Mr Scott said: “The importance of proper planned maintenance has been highlighted by ongoing discoveries of mould.
“Over the past 20 to 30 years many of our facilities have received only basic reactive maintenance and no planned or programmed maintenance.”
Capital expenditure for upgrades has an allocation of $3 million, compared to the revised $1.5 million allocated in 2011/12, an increase of 50 percent.
The capital expenditure for the All Schools Maintenance budget is $2 million, the same amount allocated in the previous budget plan.
The school’s maintenance budget will be used to address the mould in the library at the Sandys Secondary Middle School.
Mr Scott said: “The work will involve properly sealing the building envelopes, thereby preventing moisture intrusion and improving air quality.”
The Government Administration Building will be one of the first in line for major refurbishment to the roof and exterior walls, along with the General Post Office and the library in the House of Assembly.
Mr Scott noted that hurricanes over the years have “taught us a great deal about the increased vulnerability and higher costs resulting from roof and other structural damage to multiple small buildings”.
On that note he said: “Asset Management Planning for all ministries will recommend future consolidation of uses within fewer but larger purpose-build structures.
“This alternative approach will in turn lead to more efficient use of a scarce and precious resource, our land.”
Government plans to raise some $9.4 million more in 2012/13 or 539 percent more over the estimates for 2011/12 in revenue from public lands and buildings.
Some $10 million is expected to be realised as a result of the sale or long term leasing of underutilised government properties or others that are in dire need of renovation.
The ministry is currently completing the list of such properties, property rentals are expected to generate $1.1 million or $568,000, a 32 percent decrease over fiscal 2011/12.
The capital expenditure estimates for public lands and buildings is $7 million, Sandys 360 will also come in for a grant of $2 million.
Mr Scott’s ministry also has responsibility for the Registrar General’s office and the Department of Information Services. On a happy note he said the introduction of maritime weddings proved to be a success story for the Bermuda Government.
“This Government entered into unchartered waters when it decided to offer Bermuda marriages on board registered ships in the year 2000.” After much due diligence he said government appointed the captains of ships as marriage officers.
Over the last couple of years the number of maritime marriages has exceeded the number of local marriages. “There are currently 27 cruise ships, which includes the three Cunard ships registered in 2011 performing marriages under Bermuda’s Maritime Marriage Act.”

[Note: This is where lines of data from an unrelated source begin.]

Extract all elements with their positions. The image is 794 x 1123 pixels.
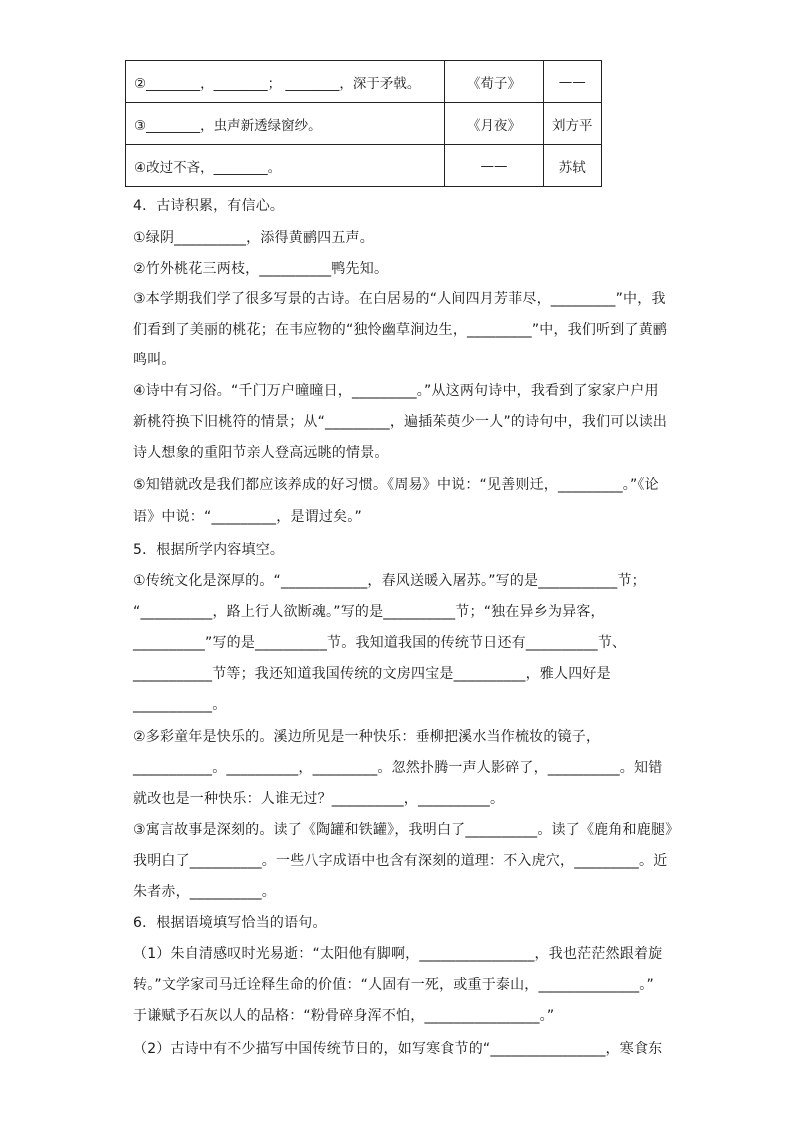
poem-author-cell: —— xyxy=(544,61,602,103)
text-line: “__________，路上行人欲断魂。”写的是__________节；“独在异乡为异客， xyxy=(133,604,605,620)
text-line: ①传统文化是深厚的。“____________，春风送暖入屠苏。”写的是___________节； xyxy=(133,573,646,589)
poem-author-cell: 刘方平 xyxy=(544,103,602,145)
text-line: 于谦赋予石灰以人的品格：“粉骨碎身浑不怕，________________。” xyxy=(133,1008,555,1024)
text-line: ③本学期我们学了很多写景的古诗。在白居易的“人间四月芳菲尽，_________”中，我 xyxy=(133,291,666,307)
poem-table xyxy=(125,60,602,187)
text-line: 语》中说：“_________，是谓过矣。” xyxy=(133,509,362,525)
poem-source-cell: 《荀子》 xyxy=(445,61,544,103)
text-line: 新桃符换下旧桃符的情景；从“_________，遍插茱萸少一人”的诗句中，我们可以读出 xyxy=(133,414,668,430)
text-line: 就改也是一种快乐：人谁无过？__________，__________。 xyxy=(133,791,505,807)
poem-line-cell: ②________，________； ________，深于矛戟。 xyxy=(126,61,445,103)
text-line: 朱者赤，__________。 xyxy=(133,884,276,900)
text-line: ①绿阴__________，添得黄鹂四五声。 xyxy=(133,230,374,246)
text-line: 我明白了__________。一些八字成语中也含有深刻的道理：不入虎穴，_________。近 xyxy=(133,853,668,869)
text-line: ②竹外桃花三两枝，__________鸭先知。 xyxy=(133,261,389,277)
text-line: ___________节等；我还知道我国传统的文房四宝是__________，雅人四好是 xyxy=(133,666,611,682)
question-6-heading: 6．根据语境填写恰当的语句。 xyxy=(133,915,327,931)
poem-author-cell: 苏轼 xyxy=(544,145,602,187)
text-line: 们看到了美丽的桃花；在韦应物的“独怜幽草涧边生，_________”中，我们听到了黄鹂 xyxy=(133,322,668,338)
text-line: （1）朱自清感叹时光易逝：“太阳他有脚啊，________________，我也茫茫然跟着旋 xyxy=(133,946,663,962)
text-line: （2）古诗中有不少描写中国传统节日的，如写寒食节的“________________，寒食东 xyxy=(133,1041,663,1057)
poem-line-cell: ④改过不吝，________。 xyxy=(126,145,445,187)
text-line: ③寓言故事是深刻的。读了《陶罐和铁罐》，我明白了__________。读了《鹿角和鹿腿》 xyxy=(133,822,680,838)
text-line: 鸣叫。 xyxy=(133,352,176,368)
text-line: 转。”文学家司马迁诠释生命的价值：“人固有一死，或重于泰山，______________。” xyxy=(133,977,654,993)
text-line: ___________。__________，_________。忽然扑腾一声人影碎了，__________。知错 xyxy=(133,760,663,776)
poem-source-cell: —— xyxy=(445,145,544,187)
table-row xyxy=(126,103,602,145)
text-line: ___________。 xyxy=(133,697,227,713)
poem-source-cell: 《月夜》 xyxy=(445,103,544,145)
table-row xyxy=(126,145,602,187)
question-5-heading: 5．根据所学内容填空。 xyxy=(133,542,285,558)
text-line: ②多彩童年是快乐的。溪边所见是一种快乐：垂柳把溪水当作梳妆的镜子， xyxy=(133,729,601,745)
poem-line-cell: ③________，虫声新透绿窗纱。 xyxy=(126,103,445,145)
text-line: ⑤知错就改是我们都应该养成的好习惯。《周易》中说：“见善则迁，_________。”《论 xyxy=(133,477,659,493)
text-line: 诗人想象的重阳节亲人登高远眺的情景。 xyxy=(133,445,389,461)
text-line: ④诗中有习俗。“千门万户曈曈日，_________。”从这两句诗中，我看到了家家户户用 xyxy=(133,383,659,399)
question-4-heading: 4．古诗积累，有信心。 xyxy=(133,198,285,214)
table-row xyxy=(126,61,602,103)
text-line: __________”写的是__________节。我知道我国的传统节日还有__________节、 xyxy=(133,635,627,651)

On a more sobering note he said the effects of the economic downturn can readily be seen in the decrease in the number of mortgages and chattel mortgages registered by the department.
Mr Scott explained that “1,123 mortgages and 481 chattel mortgages were recorded in 2011, as compared with 1,508 mortgages and 739 chattel mortgages in 2010, and 1,910 and 1,096 in 2009.”
The Registry General’s office also has responsibility for ensuring that the Island’s Trade Unions are registered annually. There are ten unions in Bermuda, the largest of which are the Bermuda Industrial Union and the Bermuda Public Services Union.
At the end of 2011 there were 418 charitable organisations on the register, 117 of which have short term registration for the duration of one year, 301 have permanent registration status.
And he said government is in the process of preparing amendments to the Charities Act 1978, to give the commissioners increased regulatory authority and to strengthen the reporting requirements of local charities.
He also commended the work of Bermuda’s charitable organisations, particularly the ones that deal with teenagers at risk, including Alpha Phi Alpha, Chain Reaction Bermuda and the Coalition for the Protection of Children.
On that note he said: “These charities and a host of others have purposes and aims that are linked to the government’s mandate of social cohesion.
“The contribute immensely to the value chain of community development in Bermuda and impact directly and critically on countering the growth of gang culture and gang recruitment, proven by-products of deprivation.
“We hereby express our extreme gratitude of these charitable organisations.”
Mr Scott plans to meet with these charities over the next few months to explore more definitively the strategic coordination of their “work and energies” as government works along with them to find improved outcomes for young people in the local community.